Heartland Express dismissed its longtime accounting firm KPMG after KPMG’s year-end 2017 report for Heartland stated that the truckload carrier didn’t maintain internal controls over financial statements and access to its technology as it prepared to purchase Interstate Distributor Co. last July.
According to a Heartland filing with the Securities and Exchange Commission, KPMG’s report indicated that Heartland’s failure to maintain effective control over financial reporting and user access to its technology led to “ineffective controls over the allocation of the purchase price for Interstate Distributor Co. to the assets acquired and liabilities assumed.”

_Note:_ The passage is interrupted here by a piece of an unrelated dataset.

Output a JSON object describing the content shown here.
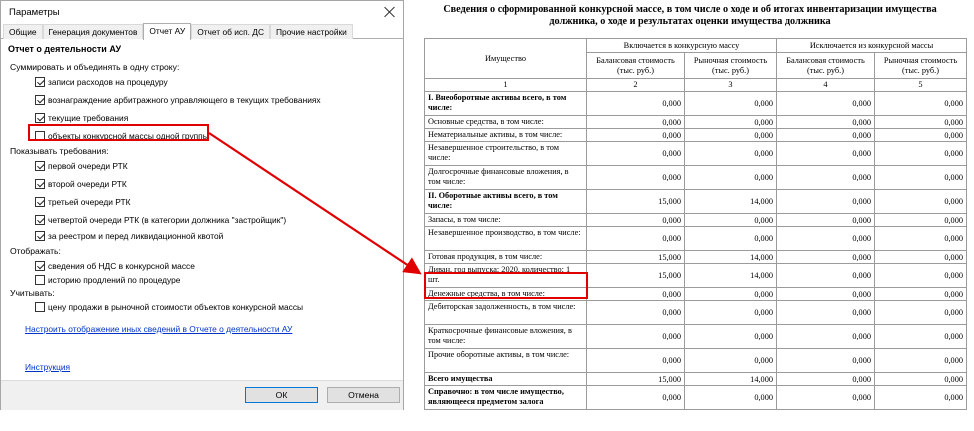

Heartland paid $113 million for Interstate, a Tacoma, Wash.-based truckload carrier with 1,375 company- owned tractors. Prior to its purchase Interstate Distributor was ranked No. 75 on Transport Topics list of Top 100 for-hire carriers in North America with revenues of $370 million.
The acquisition proved problematic, however. Heartland CEO Michael Gerdin acknowledged in the company’s 2017 earnings report that the deal was causing “challenging effects on our financial results” and that it had to spend more in the fourth quarter that year to integrate Interstate into the firm. Gerdin said Heartland had ended Interstate services related to intermodal, brokerage and contract carriers, and “eliminated the overuse of brokers and third party logistics customers.”
In addition, Heartland reported an $11 million drop in operating income in the fourth quarter due to the negative impact of the Interstate consolidation.
Last November Heartland named Christopher Strain its vice president of finance, treasurer and CFO, replacing John Cosaert, executive vice president of finance, treasurer and CFO, who retired. Cosaert was one of the company’s founding employees in 1978.
Heartland hired Grant Thornton to replace KPMG, which had served as its public accounting firm since 2002.
Heartland ranks No. 52 on Transport Topics list of Top 100 for-hire carriers in North America.